Berlin (epd). Anlässlich des 30. Jahrestags der Ausschreitungen gegen Ausländer in Rostock-Lichtenhagen haben Flüchtlingsorganisationen die Auflösung von Massenunterkünften für Asylbewerber gefordert. Noch immer seien Unterkünfte für Flüchtlinge Zielscheibe für rassistische Gewalt, erklärten Pro Asyl und die in Berlin ansässige Amadeu Antonio Stiftung am Montag. Um dem zu begegnen, müssten die Heime aufgelöst und Flüchtlinge schnell in Kommunen verteilt werden, forderten sie.
Pro-Asyl-Geschäftsführer Günter Burkhardt kritisierte, dass die Bundesregierung im Koalitionsvertrag zwar angekündigt habe, das vom ehemaligen Bundesinnenminister Horst Seehofer (CSU) eingeführte Konzept der sogenannten Ankerzentren, in denen ankommende Schutzsuchende monatelang festgehalten werden, aufgeben zu wollen. Eine Absenkung der maximalen Aufenthaltszeit sei aber nicht vereinbart worden.
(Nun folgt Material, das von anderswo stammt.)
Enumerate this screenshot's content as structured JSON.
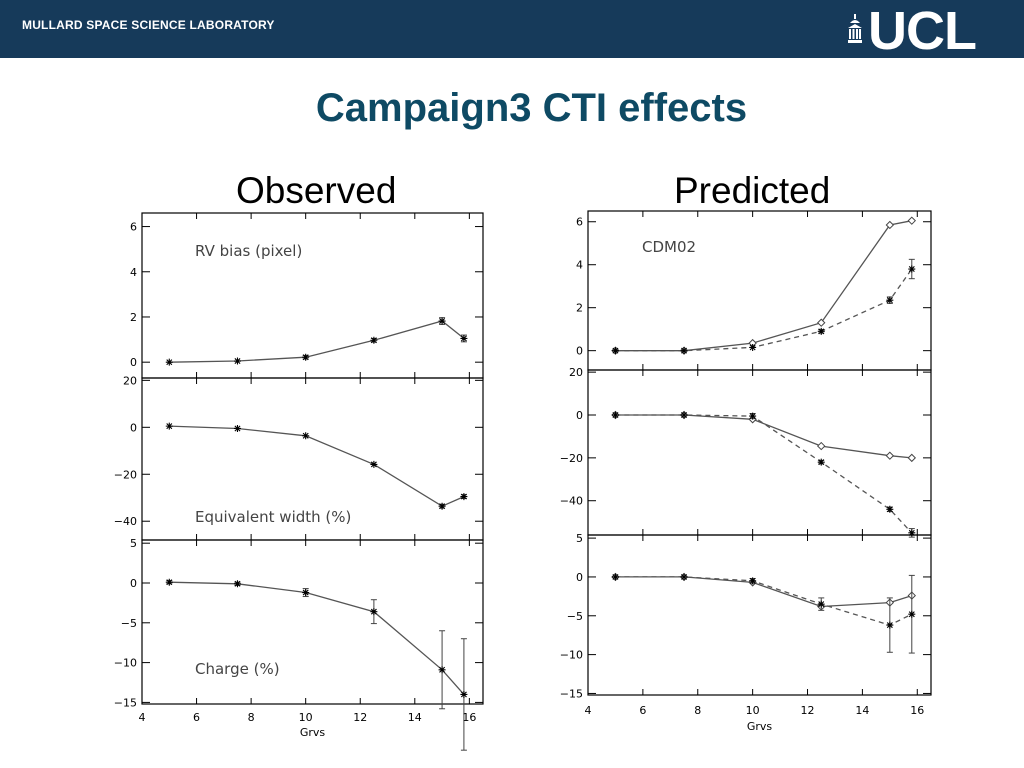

„Das Beispiel Ukraine zeigt, was in der Asylpolitik möglich ist, wenn der politische Wille zum Handeln da ist“, erklärten die beiden Organisationen mit Blick auf die oftmals dezentrale Unterbringung der Kriegsflüchtlinge. Gleichzeitig problematisierten sie die in ihren Augen „massive Ungleichbehandlung von ukrainischen Geflüchteten und Geflüchteten aus Drittstaaten“.
30 Jahre nach den Ausschreitungen in Rostock-Lichtenhagen fordern Pro Asyl und Amadeu Antonio Stiftung zudem mehr Sensibilität bei der Polizei, eine genauere Statistik und ein Bleiberecht für Opfer rassistischer Gewalt, um die Verfolgung der Täter und Täterinnen sicherzustellen. Vom 22. bis zum 26. August 1992 gab es im Rostocker Stadtteil Lichtenhagen schwere rassistisch und fremdenfeindlich motivierte Ausschreitungen. Im Verlauf der vier Tage gerieten dabei 150 Menschen in akute Lebensgefahr, nachdem ein Wohnhaus vietnamesischer DDR-Vertragsarbeiter in Brand gesetzt worden war. Mehr als 200 Polizisten wurden verletzt, einer davon schwer.
In den ersten sechs Monaten dieses Jahres gab es in Deutschland 43 Anschläge auf Flüchtlingsunterkünfte, wie kürzlich eine Anfrage der Linken im Bundestag ergab. Im Durchschnitt werden demnach zwei Asylbewerber pro Tag Opfer einer in aller Regel rechtsextrem motivierten Attacke.